- Relator(a)
- Ministro Messod Azulay Neto
- Órgão julgador
- Quinta Turma
- Data do julgamento
- 22/05/2023
- Data de publicação
- 25/05/2023
STJ – Acórdão, Rel. Ministro Messod Azulay Neto, Quinta Turma, j. 22/05/2023, p. 25/05/2023
AGRAVO REGIMENTAL NO RECURSO ORDINÁRIO EM HABEAS CORPUS. TRÁFICO DE DROGAS. AUSÊNCIA DE INDÍCIOS DE AUTORIA. REVOLVIMENTO FÁTICO-PROBATÓRIO. PRISÃO PREVENTIVA DEVIDAMENTE FUNDAMENTADA NA GARANTIA DA ORDEM PÚBLICA. QUANTIDADE DE DROGA. REITERAÇÃO DELITIVA. INEXISTÊNCIA DE NOVOS ARGUMENTOS APTOS A DESCONSTITUIR A DECISÃO IMPUGNADA. AGRAVO REGIMENTAL DESPROVIDO. I - O agravo regimental deve trazer novos argumentos capazes de alterar o entendimento anteriormente firmado, sob pena de ser mantida a r. decisão vergastada por seus próprios fundamentos. II - A incursão acerca da inexistência de indícios de autoria, demanda extenso revolvimento fático-probatório, procedimento vedado na via estreita do habeas corpus. III - A prisão preventiva, que exige sempre decisão concretamente motivada e se condiciona à prova da existência do crime e indício suficiente de autoria, poderá ser decretada como garantia da ordem pública, da ordem econômica, por conveniência da instrução criminal ou para assegurar a aplicação da lei penal, nos termos do art. 312 do Código de Processo Penal. IV - In casu, a prisão preventiva se encontra devidamente fundamentada para a garantia da ordem pública, diante da existência de circunstâncias ensejadoras da segregação cautelar, haja vista a apreensão de significativa quantidade de droga, no contexto da traficância, consistente em "10 tabletes de crack, pesando aproximadamente 10,5kg"; não se olvidando o fundado receio de reiteração criminosa, nesse sentido, ressaltou o Juízo de primeiro grau que "o flagrado FILIPE, verifica-se que além de ser reincidente, estava cumprindo pena no regime aberto", circunstâncias que indicam a periculosidade do agente, além da probabilidade de repetição de condutas tidas por delituosas.
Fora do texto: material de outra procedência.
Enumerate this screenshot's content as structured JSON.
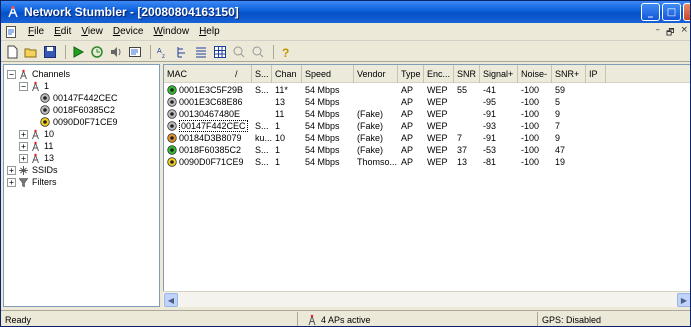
{
  "window": {
    "title": "Network Stumbler - [20080804163150]"
  },
  "menu": {
    "items": [
      "File",
      "Edit",
      "View",
      "Device",
      "Window",
      "Help"
    ]
  },
  "toolbar": {
    "icons": [
      "new-icon",
      "open-icon",
      "save-icon",
      "play-icon",
      "auto-config-icon",
      "sound-icon",
      "properties-icon",
      "sort-icon",
      "filter-icon",
      "list-view-icon",
      "grid-view-icon",
      "zoom-in-icon",
      "zoom-out-icon",
      "help-icon"
    ]
  },
  "tree": {
    "nodes": [
      {
        "label": "Channels",
        "icon": "antenna-icon",
        "expander": "−"
      },
      {
        "label": "1",
        "icon": "antenna-icon",
        "expander": "−"
      },
      {
        "label": "00147F442CEC",
        "icon": "ap-gray-icon",
        "expander": ""
      },
      {
        "label": "0018F60385C2",
        "icon": "ap-gray-icon",
        "expander": ""
      },
      {
        "label": "0090D0F71CE9",
        "icon": "ap-yellow-icon",
        "expander": ""
      },
      {
        "label": "10",
        "icon": "antenna-icon",
        "expander": "+"
      },
      {
        "label": "11",
        "icon": "antenna-icon",
        "expander": "+"
      },
      {
        "label": "13",
        "icon": "antenna-icon",
        "expander": "+"
      },
      {
        "label": "SSIDs",
        "icon": "ssid-icon",
        "expander": "+"
      },
      {
        "label": "Filters",
        "icon": "filter-icon",
        "expander": "+"
      }
    ]
  },
  "list": {
    "columns": [
      "MAC",
      "/",
      "S...",
      "Chan",
      "Speed",
      "Vendor",
      "Type",
      "Enc...",
      "SNR",
      "Signal+",
      "Noise-",
      "SNR+",
      "IP"
    ],
    "rows": [
      {
        "status": "green",
        "mac": "0001E3C5F29B",
        "ssid": "S...",
        "chan": "11*",
        "speed": "54 Mbps",
        "vendor": "",
        "type": "AP",
        "enc": "WEP",
        "snr": "55",
        "signal": "-41",
        "noise": "-100",
        "snrplus": "59"
      },
      {
        "status": "gray",
        "mac": "0001E3C68E86",
        "ssid": "",
        "chan": "13",
        "speed": "54 Mbps",
        "vendor": "",
        "type": "AP",
        "enc": "WEP",
        "snr": "",
        "signal": "-95",
        "noise": "-100",
        "snrplus": "5"
      },
      {
        "status": "gray",
        "mac": "00130467480E",
        "ssid": "",
        "chan": "11",
        "speed": "54 Mbps",
        "vendor": "(Fake)",
        "type": "AP",
        "enc": "WEP",
        "snr": "",
        "signal": "-91",
        "noise": "-100",
        "snrplus": "9"
      },
      {
        "status": "gray",
        "mac": "00147F442CEC",
        "ssid": "S...",
        "chan": "1",
        "speed": "54 Mbps",
        "vendor": "(Fake)",
        "type": "AP",
        "enc": "WEP",
        "snr": "",
        "signal": "-93",
        "noise": "-100",
        "snrplus": "7"
      },
      {
        "status": "orange",
        "mac": "00184D3B8079",
        "ssid": "ku...",
        "chan": "10",
        "speed": "54 Mbps",
        "vendor": "(Fake)",
        "type": "AP",
        "enc": "WEP",
        "snr": "7",
        "signal": "-91",
        "noise": "-100",
        "snrplus": "9"
      },
      {
        "status": "green",
        "mac": "0018F60385C2",
        "ssid": "S...",
        "chan": "1",
        "speed": "54 Mbps",
        "vendor": "(Fake)",
        "type": "AP",
        "enc": "WEP",
        "snr": "37",
        "signal": "-53",
        "noise": "-100",
        "snrplus": "47"
      },
      {
        "status": "yellow",
        "mac": "0090D0F71CE9",
        "ssid": "S...",
        "chan": "1",
        "speed": "54 Mbps",
        "vendor": "Thomso...",
        "type": "AP",
        "enc": "WEP",
        "snr": "13",
        "signal": "-81",
        "noise": "-100",
        "snrplus": "19"
      }
    ],
    "status_colors": {
      "green": "#2fbf2f",
      "gray": "#bfbfbf",
      "orange": "#e8922a",
      "yellow": "#f5d21e"
    }
  },
  "status": {
    "left": "Ready",
    "center": "4 APs active",
    "right": "GPS: Disabled"
  }
}
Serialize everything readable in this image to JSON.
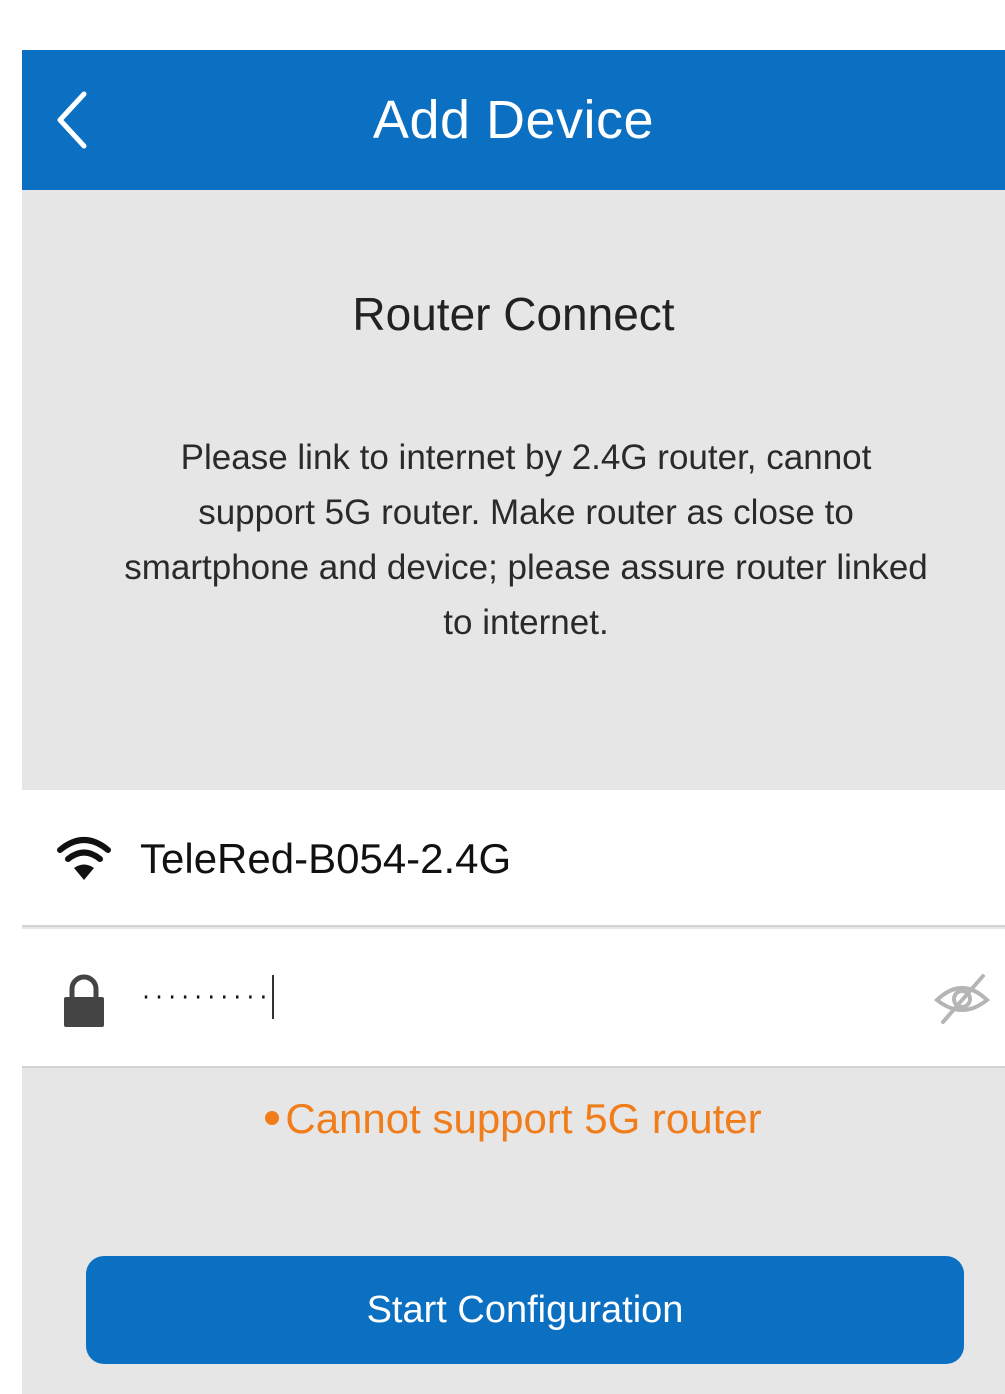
{
  "header": {
    "title": "Add Device",
    "back_icon": "chevron-left-icon"
  },
  "info": {
    "title": "Router Connect",
    "description": "Please link to internet by 2.4G router, cannot support 5G router. Make router as close to smartphone and device; please assure router linked to internet."
  },
  "wifi": {
    "icon": "wifi-icon",
    "ssid": "TeleRed-B054-2.4G"
  },
  "password": {
    "icon": "lock-icon",
    "value_masked": "··········",
    "visibility_icon": "eye-off-icon"
  },
  "warning": {
    "text": "Cannot support 5G router",
    "color": "#f07d1a"
  },
  "actions": {
    "start_label": "Start Configuration"
  },
  "colors": {
    "primary": "#0b6fc2",
    "panel_bg": "#e6e6e6",
    "field_bg": "#ffffff"
  }
}
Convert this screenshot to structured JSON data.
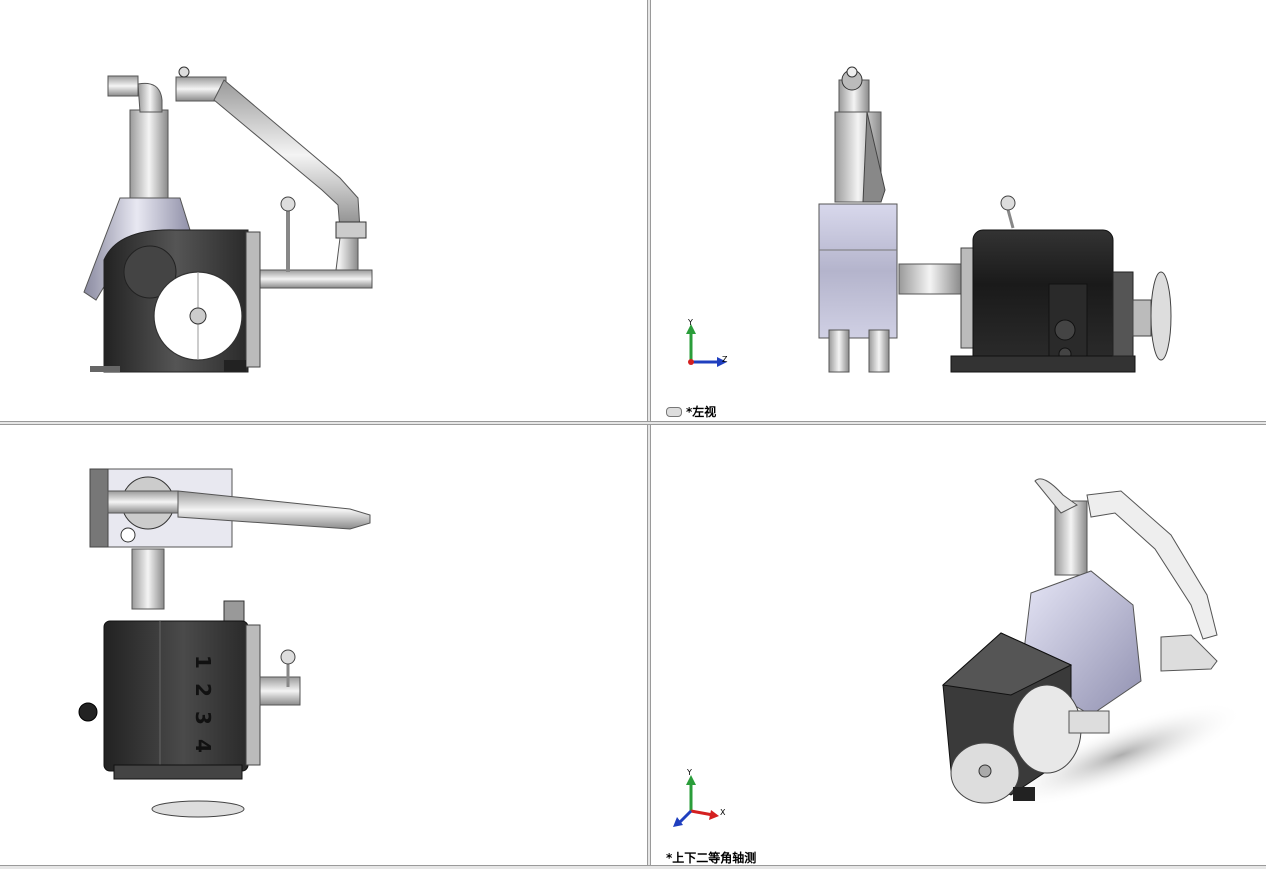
{
  "toolbar": {
    "items": [
      {
        "name": "zoom-to-fit-icon",
        "dropdown": false
      },
      {
        "name": "zoom-to-area-icon",
        "dropdown": false
      },
      {
        "name": "previous-view-icon",
        "dropdown": false
      },
      {
        "name": "section-view-icon",
        "dropdown": false
      },
      {
        "name": "dynamic-annotation-icon",
        "dropdown": false
      },
      {
        "name": "view-orientation-icon",
        "dropdown": true
      },
      {
        "name": "display-style-icon",
        "dropdown": true
      },
      {
        "name": "hide-show-items-icon",
        "dropdown": true
      },
      {
        "name": "edit-appearance-icon",
        "dropdown": false
      },
      {
        "name": "apply-scene-icon",
        "dropdown": true
      },
      {
        "name": "view-settings-icon",
        "dropdown": true
      }
    ]
  },
  "viewports": {
    "top_right": {
      "label": "*左视"
    },
    "bottom_right": {
      "label": "*上下二等角轴测"
    }
  },
  "triads": {
    "left": {
      "axis1": "Y",
      "axis2": "Z"
    },
    "iso": {
      "axis1": "Y",
      "axis2": "X"
    }
  },
  "parts": {
    "top_view_digits": [
      "1",
      "2",
      "3",
      "4"
    ]
  },
  "colors": {
    "body_dark": "#3a3a3a",
    "body_light": "#c8c8d8",
    "pipe": "#e0e0e0",
    "triad_y": "#2a9d3a",
    "triad_z": "#1f3fbf",
    "triad_x": "#d42020"
  }
}
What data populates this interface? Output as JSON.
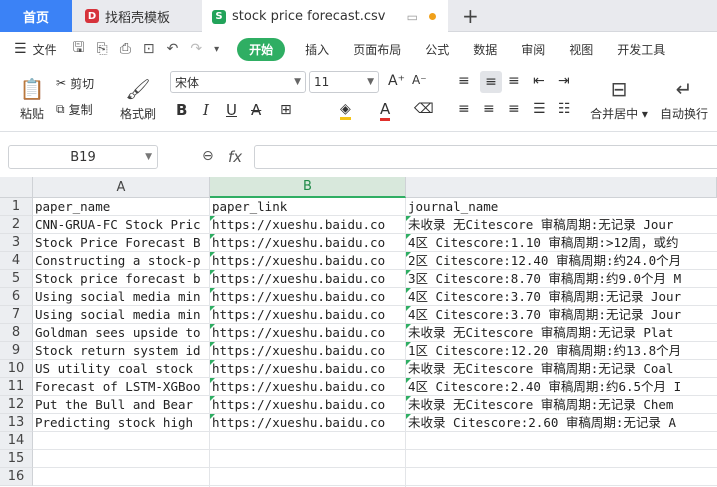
{
  "tabs": {
    "home": "首页",
    "template": "找稻壳模板",
    "file": "stock price forecast.csv"
  },
  "menu": {
    "file": "文件",
    "items": [
      "开始",
      "插入",
      "页面布局",
      "公式",
      "数据",
      "审阅",
      "视图",
      "开发工具"
    ]
  },
  "ribbon": {
    "paste": "粘贴",
    "cut": "剪切",
    "copy": "复制",
    "format_painter": "格式刷",
    "font_name": "宋体",
    "font_size": "11",
    "merge_center": "合并居中",
    "wrap_text": "自动换行"
  },
  "formula_bar": {
    "cell_ref": "B19",
    "fx": "fx",
    "value": ""
  },
  "grid": {
    "columns": [
      "A",
      "B"
    ],
    "row_numbers": [
      "1",
      "2",
      "3",
      "4",
      "5",
      "6",
      "7",
      "8",
      "9",
      "10",
      "11",
      "12",
      "13",
      "14",
      "15",
      "16"
    ],
    "rows": [
      [
        "paper_name",
        "paper_link",
        "journal_name"
      ],
      [
        "CNN-GRUA-FC Stock Pric",
        "https://xueshu.baidu.co",
        "未收录 无Citescore 审稿周期:无记录 Jour"
      ],
      [
        "Stock Price Forecast B",
        "https://xueshu.baidu.co",
        "4区 Citescore:1.10 审稿周期:>12周，或约"
      ],
      [
        "Constructing a stock-p",
        "https://xueshu.baidu.co",
        "2区 Citescore:12.40 审稿周期:约24.0个月"
      ],
      [
        "Stock price forecast b",
        "https://xueshu.baidu.co",
        "3区 Citescore:8.70 审稿周期:约9.0个月 M"
      ],
      [
        "Using social media min",
        "https://xueshu.baidu.co",
        "4区 Citescore:3.70 审稿周期:无记录 Jour"
      ],
      [
        "Using social media min",
        "https://xueshu.baidu.co",
        "4区 Citescore:3.70 审稿周期:无记录 Jour"
      ],
      [
        "Goldman sees upside to",
        "https://xueshu.baidu.co",
        "未收录 无Citescore 审稿周期:无记录 Plat"
      ],
      [
        "Stock return system id",
        "https://xueshu.baidu.co",
        "1区 Citescore:12.20 审稿周期:约13.8个月"
      ],
      [
        "US utility coal stock",
        "https://xueshu.baidu.co",
        "未收录 无Citescore 审稿周期:无记录 Coal"
      ],
      [
        "Forecast of LSTM-XGBoo",
        "https://xueshu.baidu.co",
        "4区 Citescore:2.40 审稿周期:约6.5个月 I"
      ],
      [
        "Put the Bull and Bear",
        "https://xueshu.baidu.co",
        "未收录 无Citescore 审稿周期:无记录 Chem"
      ],
      [
        "Predicting stock high",
        "https://xueshu.baidu.co",
        "未收录 Citescore:2.60 审稿周期:无记录 A"
      ],
      [
        "",
        "",
        ""
      ],
      [
        "",
        "",
        ""
      ],
      [
        "",
        "",
        ""
      ]
    ]
  }
}
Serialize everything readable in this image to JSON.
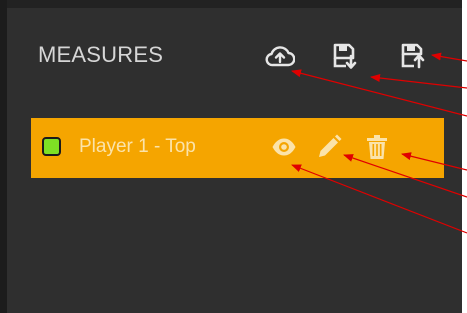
{
  "panel": {
    "title": "MEASURES",
    "toolbar": {
      "upload_icon": "cloud-upload-icon",
      "save_icon": "save-download-icon",
      "save_upload_icon": "save-upload-icon"
    }
  },
  "measures": [
    {
      "label": "Player 1 - Top",
      "color": "#7ee024",
      "actions": [
        "eye-icon",
        "pencil-icon",
        "trash-icon"
      ]
    }
  ],
  "colors": {
    "panel_bg": "#2f2f2f",
    "row_highlight": "#f5a500",
    "annotation_arrow": "#e00000"
  }
}
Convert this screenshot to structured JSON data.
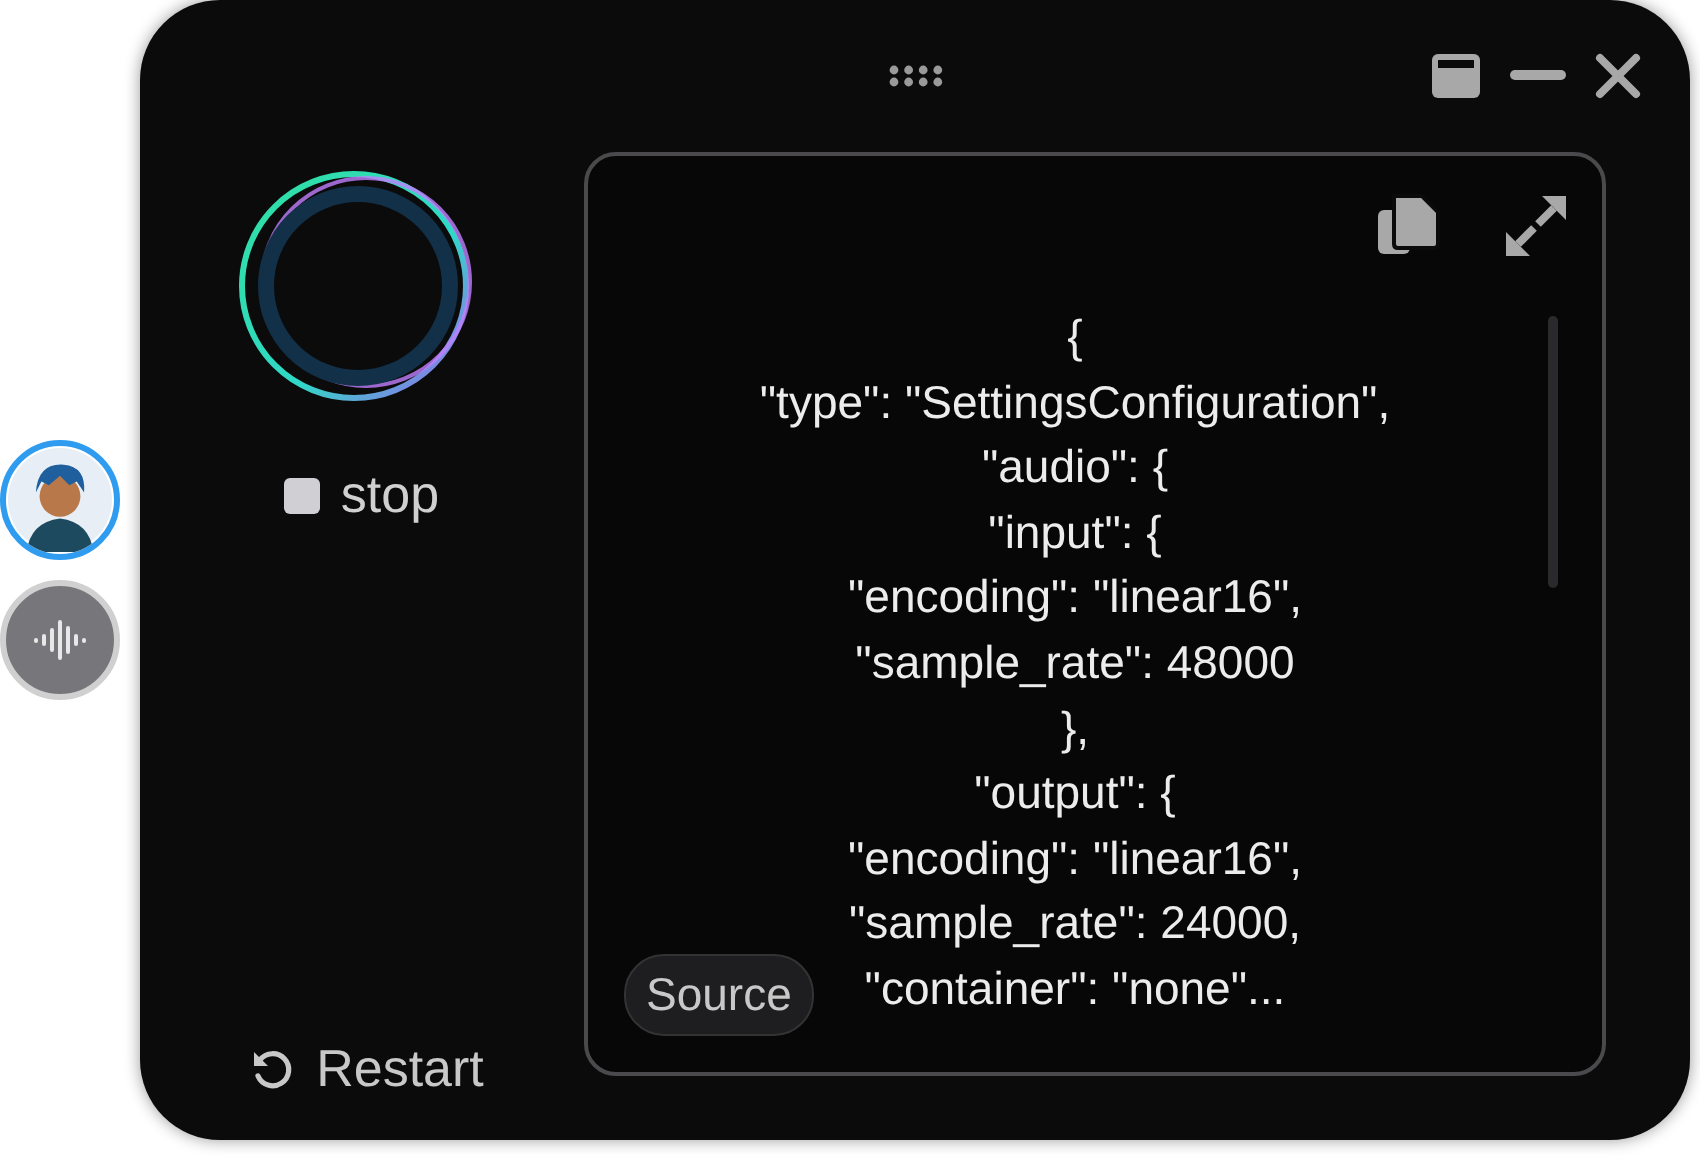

Precedentes. V - Condições pessoais favoráveis, tais como primariedade, ocupação lícita e residência fixa, não têm o condão de, por si sós, garantirem ao Agravante a revogação da prisão preventiva se há nos autos elementos hábeis a recomendar a manutenção de sua custódia cautelar. Pela mesma razão, não há que se falar em possibilidade de aplicação de medidas cautelares diversas da prisão, o que ocorre na hipótese. Agravo regimental desprovido. (AgRg no AgRg no RHC n. 173.997/RS, relator Ministro Messod Azulay Neto, Quinta Turma, julgado em 22/5/2023, DJe de 25/5/2023.)